第1章 爆豪勝己はXXX(初)で優しさを覚えた


「力抜け」
「無理。痛っ、……っ、勝己…、痛い…」
「抜けなくても抜け」

息が混じる余裕のない声に、情緒なんてもうぐちゃぐちゃで涙が溢れた。涙で勝己の顔も歪む。

「わりぃ…」

勝己の声が切なく響く。付き合ってからこんなにも優しくされたことはなかった。だからちゃんと応えたい。もっと近くで感じたくて勝己の肩に手を回してキスをせがむ。迷いのない動作で何かを確かめるみたいに、優しく唇に触れてくれた。

「…っん、……っ…」
「…凪……」

唇が離れる瞬間、囁かれた自分の名前が優しく肌に触れた。いつの間にか手はしっかりと勝己の手に繋がれていて、緊張する体は内側からゆっくりと解れていく。痛みと圧迫感は変わらない。それでもちゃんと繋がってるって感覚は例えようもないくらいに幸福で甘いキスと吐息の中に溺れた。

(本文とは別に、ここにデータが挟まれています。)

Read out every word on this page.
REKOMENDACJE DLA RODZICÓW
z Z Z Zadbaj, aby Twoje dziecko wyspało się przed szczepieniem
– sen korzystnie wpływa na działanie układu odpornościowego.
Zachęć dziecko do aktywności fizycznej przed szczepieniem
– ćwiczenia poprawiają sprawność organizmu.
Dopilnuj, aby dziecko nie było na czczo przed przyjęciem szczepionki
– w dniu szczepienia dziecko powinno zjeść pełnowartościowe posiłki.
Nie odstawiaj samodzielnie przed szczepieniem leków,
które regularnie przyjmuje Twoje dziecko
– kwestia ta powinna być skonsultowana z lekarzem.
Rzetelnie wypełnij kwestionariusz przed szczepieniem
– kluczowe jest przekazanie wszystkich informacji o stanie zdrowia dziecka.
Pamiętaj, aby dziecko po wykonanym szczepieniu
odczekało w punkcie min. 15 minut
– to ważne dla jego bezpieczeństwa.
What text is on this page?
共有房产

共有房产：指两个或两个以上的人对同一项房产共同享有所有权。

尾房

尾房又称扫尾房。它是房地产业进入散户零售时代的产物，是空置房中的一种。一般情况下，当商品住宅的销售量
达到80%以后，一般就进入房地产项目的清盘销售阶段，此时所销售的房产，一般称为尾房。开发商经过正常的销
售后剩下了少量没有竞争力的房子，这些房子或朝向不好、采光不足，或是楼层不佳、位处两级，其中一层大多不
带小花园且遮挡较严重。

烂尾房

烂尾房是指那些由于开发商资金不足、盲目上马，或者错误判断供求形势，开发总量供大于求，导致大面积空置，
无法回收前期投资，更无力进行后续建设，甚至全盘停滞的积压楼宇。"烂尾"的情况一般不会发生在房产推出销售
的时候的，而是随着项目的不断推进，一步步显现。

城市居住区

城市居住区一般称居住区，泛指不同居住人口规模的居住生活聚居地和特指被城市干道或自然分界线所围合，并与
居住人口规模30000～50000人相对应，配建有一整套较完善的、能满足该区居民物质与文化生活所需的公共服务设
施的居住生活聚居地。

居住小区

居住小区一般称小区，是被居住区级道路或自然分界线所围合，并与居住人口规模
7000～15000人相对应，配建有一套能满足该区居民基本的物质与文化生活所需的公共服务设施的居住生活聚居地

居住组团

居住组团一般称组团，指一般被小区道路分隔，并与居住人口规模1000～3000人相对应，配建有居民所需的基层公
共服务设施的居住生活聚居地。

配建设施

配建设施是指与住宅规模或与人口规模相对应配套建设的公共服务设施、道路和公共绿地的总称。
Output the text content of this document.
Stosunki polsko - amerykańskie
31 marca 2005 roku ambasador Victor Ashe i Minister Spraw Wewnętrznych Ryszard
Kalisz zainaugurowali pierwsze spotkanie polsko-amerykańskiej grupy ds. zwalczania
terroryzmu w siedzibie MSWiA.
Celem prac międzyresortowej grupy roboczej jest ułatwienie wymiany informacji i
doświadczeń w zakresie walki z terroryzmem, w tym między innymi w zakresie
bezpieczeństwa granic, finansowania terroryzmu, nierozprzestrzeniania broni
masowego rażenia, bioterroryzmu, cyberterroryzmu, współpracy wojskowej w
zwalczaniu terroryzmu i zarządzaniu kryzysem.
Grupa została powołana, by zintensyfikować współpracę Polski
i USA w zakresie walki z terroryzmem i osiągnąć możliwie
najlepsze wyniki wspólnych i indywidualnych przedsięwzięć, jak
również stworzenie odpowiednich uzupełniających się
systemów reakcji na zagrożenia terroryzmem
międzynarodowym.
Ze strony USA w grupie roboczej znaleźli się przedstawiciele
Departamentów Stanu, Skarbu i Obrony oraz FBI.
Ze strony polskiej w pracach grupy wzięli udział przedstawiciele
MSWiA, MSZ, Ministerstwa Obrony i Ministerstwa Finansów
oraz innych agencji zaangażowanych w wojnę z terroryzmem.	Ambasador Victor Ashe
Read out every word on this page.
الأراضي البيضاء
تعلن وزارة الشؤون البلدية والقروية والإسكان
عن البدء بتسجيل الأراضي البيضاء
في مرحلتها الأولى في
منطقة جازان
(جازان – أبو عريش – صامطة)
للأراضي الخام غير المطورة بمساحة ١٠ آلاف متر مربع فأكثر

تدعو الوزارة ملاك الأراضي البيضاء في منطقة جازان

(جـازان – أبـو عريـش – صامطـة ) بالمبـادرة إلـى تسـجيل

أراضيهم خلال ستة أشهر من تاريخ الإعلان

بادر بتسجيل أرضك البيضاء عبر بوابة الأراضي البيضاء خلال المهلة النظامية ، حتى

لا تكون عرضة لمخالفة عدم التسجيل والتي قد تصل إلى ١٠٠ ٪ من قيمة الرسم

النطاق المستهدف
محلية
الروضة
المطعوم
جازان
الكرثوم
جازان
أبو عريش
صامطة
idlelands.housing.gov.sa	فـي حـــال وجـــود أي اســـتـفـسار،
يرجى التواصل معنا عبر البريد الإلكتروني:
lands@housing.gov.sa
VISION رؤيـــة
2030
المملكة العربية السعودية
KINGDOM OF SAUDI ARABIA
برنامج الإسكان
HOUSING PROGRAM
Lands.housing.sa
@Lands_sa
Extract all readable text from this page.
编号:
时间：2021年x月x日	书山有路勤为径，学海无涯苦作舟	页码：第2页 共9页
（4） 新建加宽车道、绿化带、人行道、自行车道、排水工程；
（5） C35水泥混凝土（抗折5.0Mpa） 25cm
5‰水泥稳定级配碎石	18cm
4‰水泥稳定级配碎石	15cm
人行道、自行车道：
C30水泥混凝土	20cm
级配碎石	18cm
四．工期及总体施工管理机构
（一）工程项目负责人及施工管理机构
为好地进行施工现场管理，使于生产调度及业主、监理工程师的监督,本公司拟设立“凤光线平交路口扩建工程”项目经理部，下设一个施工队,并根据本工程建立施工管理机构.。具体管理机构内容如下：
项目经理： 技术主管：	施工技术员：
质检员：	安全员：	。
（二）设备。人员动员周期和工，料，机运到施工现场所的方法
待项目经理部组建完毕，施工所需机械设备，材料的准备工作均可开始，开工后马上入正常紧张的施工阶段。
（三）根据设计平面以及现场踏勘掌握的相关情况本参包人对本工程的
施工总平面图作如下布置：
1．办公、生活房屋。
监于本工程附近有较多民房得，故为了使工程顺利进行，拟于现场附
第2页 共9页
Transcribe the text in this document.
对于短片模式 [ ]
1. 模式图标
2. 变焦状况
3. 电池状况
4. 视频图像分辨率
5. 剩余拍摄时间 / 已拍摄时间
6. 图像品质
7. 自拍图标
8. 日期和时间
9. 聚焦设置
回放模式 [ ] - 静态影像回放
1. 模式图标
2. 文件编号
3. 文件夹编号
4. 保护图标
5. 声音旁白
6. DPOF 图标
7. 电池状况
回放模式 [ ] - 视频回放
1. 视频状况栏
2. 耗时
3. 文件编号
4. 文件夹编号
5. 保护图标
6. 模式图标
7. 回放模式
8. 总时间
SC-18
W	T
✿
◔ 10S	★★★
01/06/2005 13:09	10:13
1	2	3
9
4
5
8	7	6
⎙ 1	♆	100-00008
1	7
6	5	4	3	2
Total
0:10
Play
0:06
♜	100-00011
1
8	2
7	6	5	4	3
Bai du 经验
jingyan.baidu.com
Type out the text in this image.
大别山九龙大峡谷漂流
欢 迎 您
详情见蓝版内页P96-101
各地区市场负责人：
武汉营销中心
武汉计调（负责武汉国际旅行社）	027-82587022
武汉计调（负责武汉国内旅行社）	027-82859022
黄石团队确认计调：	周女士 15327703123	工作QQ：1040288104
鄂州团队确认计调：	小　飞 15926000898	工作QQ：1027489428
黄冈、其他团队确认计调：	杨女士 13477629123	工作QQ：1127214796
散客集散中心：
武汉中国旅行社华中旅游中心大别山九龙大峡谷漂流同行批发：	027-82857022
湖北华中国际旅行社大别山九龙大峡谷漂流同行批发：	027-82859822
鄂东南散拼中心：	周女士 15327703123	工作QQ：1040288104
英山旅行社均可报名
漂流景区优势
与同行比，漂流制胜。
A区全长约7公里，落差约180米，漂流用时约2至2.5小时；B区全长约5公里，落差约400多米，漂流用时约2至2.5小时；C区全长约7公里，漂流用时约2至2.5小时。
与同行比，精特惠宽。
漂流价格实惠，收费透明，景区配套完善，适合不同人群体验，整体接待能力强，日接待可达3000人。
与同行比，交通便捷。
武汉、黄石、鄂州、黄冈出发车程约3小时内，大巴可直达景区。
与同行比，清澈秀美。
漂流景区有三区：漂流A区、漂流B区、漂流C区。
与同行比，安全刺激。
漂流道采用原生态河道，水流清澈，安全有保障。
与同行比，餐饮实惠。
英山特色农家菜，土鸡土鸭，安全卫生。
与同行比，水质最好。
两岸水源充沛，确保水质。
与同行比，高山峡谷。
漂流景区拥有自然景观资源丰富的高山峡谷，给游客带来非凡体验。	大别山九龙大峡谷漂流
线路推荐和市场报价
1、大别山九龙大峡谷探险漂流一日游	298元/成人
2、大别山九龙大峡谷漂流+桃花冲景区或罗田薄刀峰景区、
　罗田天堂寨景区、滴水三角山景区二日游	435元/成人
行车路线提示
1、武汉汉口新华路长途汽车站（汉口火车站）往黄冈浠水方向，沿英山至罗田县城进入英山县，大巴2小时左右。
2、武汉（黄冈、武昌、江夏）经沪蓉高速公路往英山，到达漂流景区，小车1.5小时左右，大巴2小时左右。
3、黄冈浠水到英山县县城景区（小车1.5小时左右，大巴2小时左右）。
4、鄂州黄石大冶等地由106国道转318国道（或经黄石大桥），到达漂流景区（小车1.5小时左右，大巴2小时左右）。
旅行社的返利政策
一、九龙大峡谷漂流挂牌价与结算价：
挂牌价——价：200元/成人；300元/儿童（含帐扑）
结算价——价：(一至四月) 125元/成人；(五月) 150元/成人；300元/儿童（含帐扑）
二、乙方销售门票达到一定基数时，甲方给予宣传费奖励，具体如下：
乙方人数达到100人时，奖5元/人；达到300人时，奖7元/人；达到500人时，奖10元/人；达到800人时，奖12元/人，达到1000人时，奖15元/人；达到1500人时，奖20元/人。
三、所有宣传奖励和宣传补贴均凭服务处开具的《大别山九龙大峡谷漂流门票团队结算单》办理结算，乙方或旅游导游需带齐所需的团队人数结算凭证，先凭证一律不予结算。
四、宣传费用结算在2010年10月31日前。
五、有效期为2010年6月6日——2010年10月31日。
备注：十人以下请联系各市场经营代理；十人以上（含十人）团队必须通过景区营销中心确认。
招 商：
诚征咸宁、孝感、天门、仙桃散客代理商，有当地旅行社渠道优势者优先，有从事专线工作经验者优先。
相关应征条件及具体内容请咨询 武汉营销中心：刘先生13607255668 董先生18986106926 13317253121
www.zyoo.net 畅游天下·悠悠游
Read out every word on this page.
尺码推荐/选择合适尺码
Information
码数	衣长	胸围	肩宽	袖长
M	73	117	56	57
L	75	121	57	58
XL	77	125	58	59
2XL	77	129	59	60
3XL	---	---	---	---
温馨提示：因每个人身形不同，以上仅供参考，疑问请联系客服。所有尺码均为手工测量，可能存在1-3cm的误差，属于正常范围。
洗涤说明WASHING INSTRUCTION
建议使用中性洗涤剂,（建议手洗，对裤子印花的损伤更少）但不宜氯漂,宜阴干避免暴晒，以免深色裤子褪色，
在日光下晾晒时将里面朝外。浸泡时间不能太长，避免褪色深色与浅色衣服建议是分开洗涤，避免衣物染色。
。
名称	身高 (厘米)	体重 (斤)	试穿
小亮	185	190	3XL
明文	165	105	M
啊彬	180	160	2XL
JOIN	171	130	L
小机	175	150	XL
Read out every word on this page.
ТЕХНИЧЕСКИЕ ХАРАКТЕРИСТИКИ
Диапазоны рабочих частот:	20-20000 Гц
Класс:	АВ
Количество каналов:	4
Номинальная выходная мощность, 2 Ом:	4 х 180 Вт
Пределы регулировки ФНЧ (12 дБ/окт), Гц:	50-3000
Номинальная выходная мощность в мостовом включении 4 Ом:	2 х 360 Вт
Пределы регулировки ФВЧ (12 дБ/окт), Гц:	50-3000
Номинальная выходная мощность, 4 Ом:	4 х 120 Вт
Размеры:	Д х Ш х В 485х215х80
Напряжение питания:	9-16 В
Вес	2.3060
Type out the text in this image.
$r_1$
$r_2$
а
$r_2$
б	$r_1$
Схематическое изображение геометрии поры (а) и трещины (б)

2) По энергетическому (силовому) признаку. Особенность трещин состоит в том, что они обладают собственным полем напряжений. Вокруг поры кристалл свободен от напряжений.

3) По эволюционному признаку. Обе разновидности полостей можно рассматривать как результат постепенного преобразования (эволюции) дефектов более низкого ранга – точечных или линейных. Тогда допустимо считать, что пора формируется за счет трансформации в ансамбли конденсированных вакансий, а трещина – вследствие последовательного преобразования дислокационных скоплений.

口付けにしばらくの時間を委ねた後、僅かに体に動きがつく。繋がっている感覚が痛みも運んできて思わず顔が歪む。

「辛いなら言え。……止める」

勝己が自分を自制しての優しさだって分かっているから迷わず首を振る。

「……やだ」
「痛ぇだろ」
「止めないで」

せめてこの優しさに応えたかった。ゆっくりと息をしてなるべく体に力が入らないように気持ちを整える。

「いいんだな?」
「…うん」

勝己を見て真っ直ぐに答えた。ベッドが微かに軋んでゆっくりと動きがつく。

「息しろ」
「んっ、…はぁ……っあ、」
「そう…」

痛みに優しく触れるような優しい声と柔らかな抱擁の中で勝己のペースに呑まれていく。勝己の汗が頬を濡らして2人の温度は最高潮を迎える…揺さぶられて声を乱してキスの合間に指を絡めて、キツく抱きしめられる瞬間まで繋がっていた。

最後まで痛みが和らぐことはなかったけど、それでも勝己の優しさだけは心に色濃く残る。三年経った今でもちゃんと思い出せる、これが初めての夏の出来事。